Sreya’s response to her multiple and continuous health issues showed the importance of embracing change and making the most of everything that comes our way. Work hard to change or overcome the hurdles that come. But when that doesn’t happen, adopt a different formula. Adapt! Adapt and pave new paths, find new interests and happiness. Resilience is not necessarily in one’s ability to smile when the adversities come. Rather, it is in one’s ability to rise from the ashes.
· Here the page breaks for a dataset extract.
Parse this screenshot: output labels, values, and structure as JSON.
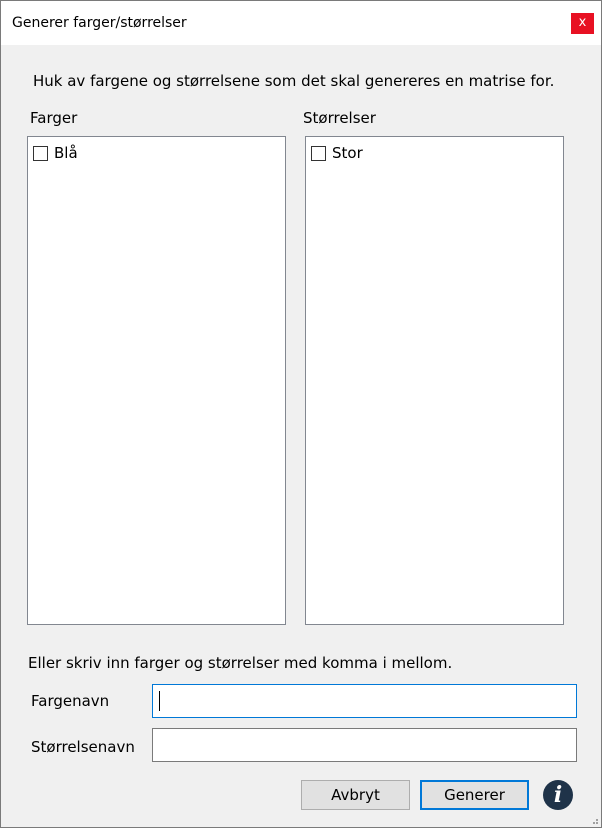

Everyone around us started to forget about her health issues because of how she conducted herself through it all. When the symptoms returned, the things changed quickly and steadily. Unfortunately, at this stage there was nothing anyone could do to halt or slow it down. We were helpless spectators to her pains and sufferings. Still, through it all, she didn’t complain. She didn’t spend her days in distress, rather she tried to be content with what she could have - sleepovers, outings to all her favourite restaurants, Among Us sessions with her cousins and cooking with her Dad. She was bedridden for three weeks. All that while, she could neither cry nor smile. Yet, she always answered with a thumbs-up for everything. Finally, on August 25, 2021, after a heart-wrenching and painful journey, she left me – forever.

During those final few months of her life, I rediscovered that the beauty of life is not in the big achievements, but in the small things. The challenges that life poses before us and our attitude towards them make our life remarkable journey. To be able to sleep, eat, walk, talk, laugh and even cry are blessings that we take for granted. Yet, these small things breathe life into us and make it possible for us to experience the beauty of the world.

Sreya will always be my angel, who changed the way I approach my troubles and pains. Her life changed the way I and the many who interacted with her, perceive life. Sreya graciously smiled and fought a difficult battle with dignity. She truly chose to be a Superhero instead of a damsel in distress. She will forever live on in our hearts.